Luigia De Crescenzo 

Il presente contributo si propone di esplorare il significato simbolico che la nudità femminile assume nella Carta do Achamento di Pero Vaz de Caminha e nel resoconto del Naufrágio do galeão grande S. João. Nello specifico, la «nudità senza vergogna» delle indigene descritte da Caminha e la pudica «nuda corporeità» di D. Leonor saranno analizzate alla luce delle riflessioni di Giorgio Agamben relative a quel particolare dispositivo nudità/veste connaturato nell’orizzonte culturale e teologico europeo che sembra riflettersi nella rappresentazione dell’alterità e negli elementi retorici attraverso cui si articola il discorso di scoperta e di colonizzazione.

Tradurre l’aspetto: questioni sulla resa in italiano di perifrasi verbali portoghesi

Salvador Pippa 

Il portoghese europeo e l’italiano appartengono alla stessa famiglia romanza e in conseguenza di ciò sono numerose le trasparenze che facilitano la comprensione reciproca soprattutto per quanto riguarda l’abilità di lettura. Accanto a numerose affinità si riscontrano, tuttavia, elementi di contrasto linguistico che si riverberano sulla comprensione e sulla traduzione. Il presente contributo si soffermerà in particolare sulla resa dell’aspetto espresso da alcune perifrasi verbali portoghesi e sul ricorso a varie risorse e strategie linguistiche nella traduzione verso l’italiano.
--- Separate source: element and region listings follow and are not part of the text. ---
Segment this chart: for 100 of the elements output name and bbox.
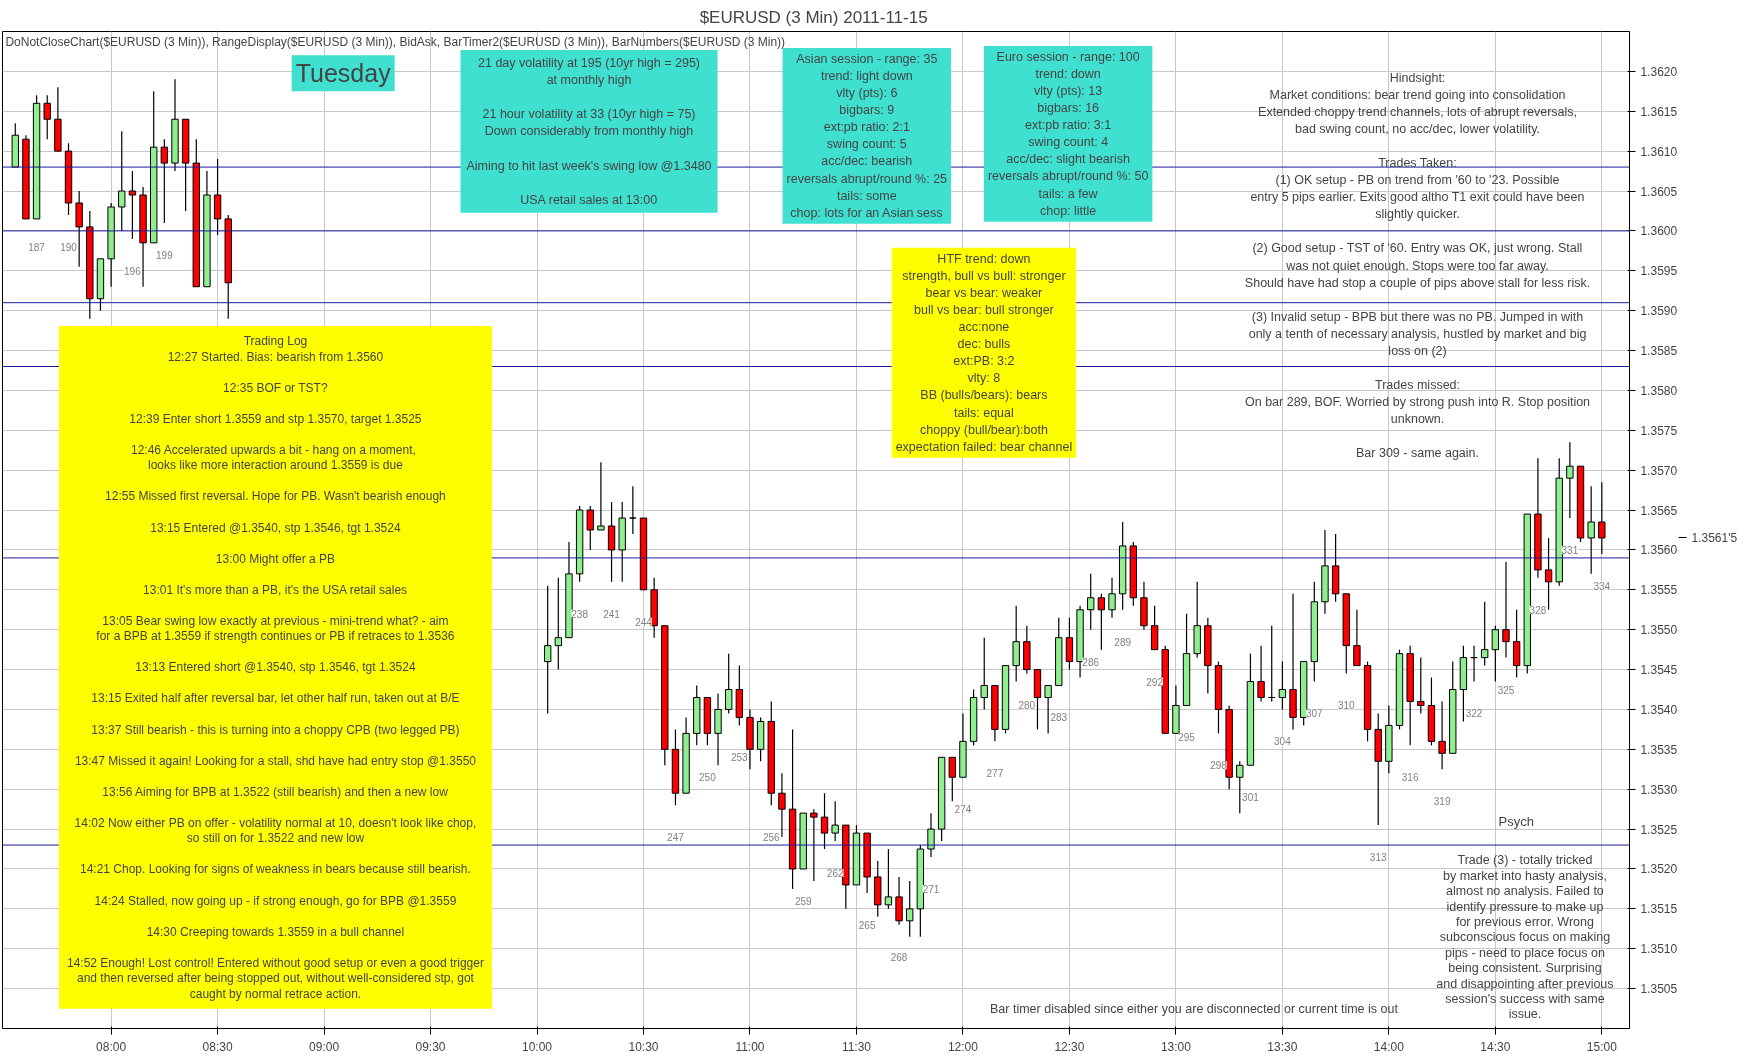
y-tick-label: 1.3575: [1640, 423, 1678, 438]
candlestick: [75, 190, 83, 268]
candlestick: [1097, 593, 1106, 651]
annotation: 277: [986, 768, 1004, 780]
annotation: 286: [1082, 656, 1100, 668]
candlestick: [554, 577, 563, 671]
annotation: Psych: [1498, 814, 1534, 830]
annotation: 295: [1178, 732, 1196, 744]
candlestick: [1566, 441, 1574, 519]
annotation: 265: [858, 919, 876, 931]
annotation: 325: [1497, 684, 1515, 696]
candlestick: [1491, 625, 1500, 683]
x-tick-label: 12:30: [1054, 1039, 1085, 1054]
annotation: 268: [890, 951, 908, 963]
x-tick-label: 13:30: [1267, 1039, 1298, 1054]
annotation: 298: [1210, 760, 1228, 772]
x-tick-label: 14:00: [1373, 1039, 1405, 1054]
annotation: 328: [1529, 604, 1547, 616]
candlestick: [1598, 481, 1606, 555]
candlestick: [948, 756, 956, 802]
text: 1.3561'5: [1691, 530, 1738, 545]
y-tick-label: 1.3540: [1640, 702, 1678, 717]
chart-title: $EURUSD (3 Min) 2011-11-15: [699, 7, 928, 27]
y-tick-label: 1.3525: [1640, 822, 1678, 837]
y-tick-label: 1.3595: [1640, 264, 1678, 279]
annotation: 292: [1146, 676, 1164, 688]
annotation: 289: [1114, 636, 1132, 648]
x-tick-label: 14:30: [1480, 1039, 1511, 1054]
candlestick: [831, 800, 839, 842]
annotation: 187: [28, 241, 46, 253]
annotation: 274: [954, 804, 972, 816]
text: Trading Log 12:27 Started. Bias: bearish from 1.3560 12:35 BOF or TST? 12:39 Enter short 1.3559 and stp 1.3570, target 1.3525 12:46 Accelerated upwards a bit - hang on a moment, looks like more interaction around 1.3559 is due 12:55 Missed first reversal. Hope for PB. Wasn't bearish enough 13:15 Entered @1.3540, stp 1.3546, tgt 1.3524 13:00 Might offer a PB 13:01 It's more than a PB, it's the USA retail sales 13:05 Bear swing low exactly at previous - mini-trend what? - aim for a BPB at 1.3559 if strength continues or PB if retraces to 1.3536 13:13 Entered short @1.3540, stp 1.3546, tgt 1.3524 13:15 Exited half after reversal bar, let other half run, taken out at B/E 13:37 Still bearish - this is turning into a choppy CPB (two legged PB) 13:47 Missed it again! Looking for a stall, shd have had entry stop @1.3550 13:56 Aiming for BPB at 1.3522 (still bearish) and then a new low 14:02 Now either PB on offer - volatility normal at 10, doesn't look like chop, so still on for 1.3522 and new low 14:21 Chop. Looking for signs of weakness in bears because still bearish. 14:24 Stalled, now going up - if strong enough, go for BPB @1.3559 14:30 Creeping towards 1.3559 in a bull channel 14:52 Enough! Lost control! Entered without good setup or even a good trigger and then reversed after being stopped out, without well-considered stp, got caught by normal retrace action.: [66, 334, 484, 1001]
x-tick-label: 11:00: [735, 1039, 765, 1054]
annotation: 313: [1369, 852, 1387, 864]
annotation: 190: [60, 241, 78, 253]
annotation: 253: [730, 752, 749, 764]
annotation: 262: [826, 867, 844, 879]
candlestick: [1065, 617, 1074, 671]
annotation: 307: [1305, 708, 1324, 720]
text: Asian session - range: 35 trend: light down vlty (pts): 6 bigbars: 9 ext:pb ratio: 2:1 swing count: 5 acc/dec: bearish reversals abrupt/round %: 25 tails: some chop: lots for an Asian sess: [786, 51, 948, 220]
y-tick-label: 1.3580: [1640, 383, 1678, 398]
y-tick-label: 1.3610: [1640, 144, 1678, 159]
candlestick: [1278, 661, 1287, 711]
annotation: 319: [1433, 796, 1451, 808]
candlestick: [1236, 760, 1244, 814]
annotation: 334: [1593, 580, 1611, 592]
candlestick: [724, 653, 733, 715]
annotation: 244: [635, 616, 653, 628]
y-tick-label: 1.3535: [1640, 742, 1678, 757]
y-tick-label: 1.3530: [1640, 782, 1678, 797]
x-tick-label: 08:30: [202, 1039, 233, 1054]
candlestick: [884, 848, 893, 910]
annotation: 304: [1274, 736, 1292, 748]
annotation: Bar timer disabled since either you are disconnected or current time is out: [990, 1001, 1399, 1016]
annotation: 238: [571, 608, 589, 620]
candlestick: [1438, 700, 1446, 770]
annotation: 301: [1242, 792, 1260, 804]
candlestick: [43, 94, 51, 140]
text: Euro session - range: 100 trend: down vlty (pts): 13 bigbars: 16 ext:pb ratio: 3:1 swing count: 4 acc/dec: slight bearish reversals abrupt/round %: 50 tails: a few chop: little: [987, 49, 1149, 218]
y-tick-label: 1.3585: [1640, 344, 1678, 359]
annotation: Tuesday: [295, 59, 392, 88]
x-tick-label: 10:30: [628, 1039, 659, 1054]
candlestick: [1150, 605, 1159, 651]
candlestick: [1044, 684, 1052, 734]
x-tick-label: 15:00: [1586, 1039, 1618, 1054]
y-tick-label: 1.3520: [1640, 862, 1678, 877]
annotation: 196: [124, 265, 142, 277]
candlestick: [1417, 657, 1425, 715]
y-tick-label: 1.3600: [1640, 224, 1678, 239]
y-tick-label: 1.3550: [1640, 623, 1678, 638]
annotation: 247: [667, 832, 685, 844]
y-tick-label: 1.3560: [1640, 543, 1678, 558]
candlestick: [607, 501, 616, 583]
candlestick: [1587, 485, 1595, 575]
text: Trade (3) - totally tricked by market into hasty analysis, almost no analysis. Failed to identify pressure to make up for previous error. Wrong subconscious focus on making pips - need to place focus on being consistent. Surprising and disappointing after previous session's success with same issue.: [1436, 853, 1614, 1022]
candlestick: [213, 158, 222, 236]
candlestick: [128, 170, 137, 240]
annotation: 271: [922, 883, 940, 895]
candlestick: [1353, 609, 1361, 667]
annotation: 316: [1401, 772, 1419, 784]
candlestick: [820, 792, 829, 850]
x-tick-label: 09:30: [415, 1039, 446, 1054]
candlestick: [1012, 605, 1020, 683]
y-tick-label: 1.3620: [1640, 64, 1678, 79]
x-tick-label: 12:00: [947, 1039, 979, 1054]
annotation: 283: [1050, 712, 1068, 724]
annotation: 322: [1465, 708, 1483, 720]
candlestick: [714, 692, 722, 766]
y-tick-label: 1.3605: [1640, 184, 1678, 199]
text: Hindsight: Market conditions: bear trend going into consolidation Extended choppy trend channels, lots of abrupt reversals, bad swing count, no acc/dec, lower volatility. Trades Taken: (1) OK setup - PB on trend from '60 to '23. Possible entry 5 pips earlier. Exits good altho T1 exit could have been slightly quicker. (2) Good setup - TST of '60. Entry was OK, just wrong. Stall was not quiet enough. Stops were too far away. Should have had stop a couple of pips above stall for less risk. (3) Invalid setup - BPB but there was no PB. Jumped in with only a tenth of necessary analysis, hustled by market and big loss on (2) Trades missed: On bar 289, BOF. Worried by strong push into R. Stop position unknown. Bar 309 - same again.: [1244, 70, 1591, 461]
candlestick: [1257, 645, 1265, 703]
y-tick-label: 1.3510: [1640, 942, 1678, 957]
y-tick-label: 1.3590: [1640, 304, 1678, 319]
y-tick-label: 1.3615: [1640, 104, 1678, 119]
candlestick: [810, 808, 818, 882]
candlestick: [1108, 577, 1116, 619]
x-tick-label: 10:00: [522, 1039, 553, 1054]
candlestick: [629, 485, 637, 535]
candlestick: [118, 130, 126, 232]
annotation: 199: [156, 249, 174, 261]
Recursos digitais no ensino de PLE: a utilização de material autêntico

Filipa Matos 

O ensino-aprendizagem de uma língua estrangeira inclui o desenvolvimento de diferentes competências, sendo a sala de aula o espaço que permite oferecer oportunidades aos estudantes para que possam interagir num contexto real de comunicação utilizando a língua em estudo. De forma a que tal interação seja possível não se pode descurar a importância da contribuição do uso de materiais autênticos. Considera-se que o estudante ao ser exposto a materiais que permitem uma utilização real da língua, insere-se num contexto que o possibilita aproximar-se mais da realidade onde a língua estrangeira é utilizada.  No entanto, é necessário ter em consideração que se ensina e aprende na era digital e como tal deverá haver uma ponte de ligação entre suportes e recursos digitais, materiais didáticos, materiais autênticos, autenticidade e motivação. Esta ligação contribui para que exista um desenvolvimento intelectual, linguístico e sociocultural dos estudantes e igualmente o enriquecimento sociopedagógico respondendo às necessidades dos dias de hoje.

Dal dialogo letterario al parlato filmico: il soggetto in Estive em Lisboa e lembrei de você

Gian Luigi De Rosa 

La riduzione del paradigma flessionale del portoghese brasiliano (d’ora in poi PB) ha avuto come conseguenza il fatto che oggigiorno il PB, nella sua varietà neostandard, non possa essere più considerato una (varietà di) lingua a soggetto nullo e debba, invece, considerarsi  una (varietà di) lingua a soggetto parzialmente espresso, dato che, nonostante la perdita di soggetti nulli referenziali, presenta ancora contesti di resistenza al cambiamento, in cui è tuttora possibile l’omissione di soggetti referenziali (soprattutto alla 3 persona del discorso). La presente comunicazione si pone l’obiettivo di osservare tale cambiamento parametrico, analizzando, in modo comparatistico, il romanzo testimoniale Estive em Lisboa e lembrei de você (2009), di Luiz Ruffato, e il parlato filmico dell’omonima trasposizione filmica diretta da José Barahona, nel 2015. Nondimeno, è d’uopo evidenziare che i risultati di tale riflessione non possono essere considerati alla stregua di dati empirici da cui trarre delle considerazioni sul parlato spontaneo in situazione, ma possono aiutare a comprendere come fattori extralinguistici come il genere discorsivo e la tipologia testuale possano influire sulla realizzazione della struttura linguistica del dialogo letterario e, in casi di trasposizione intersemiotica, di quella del parlato filmico.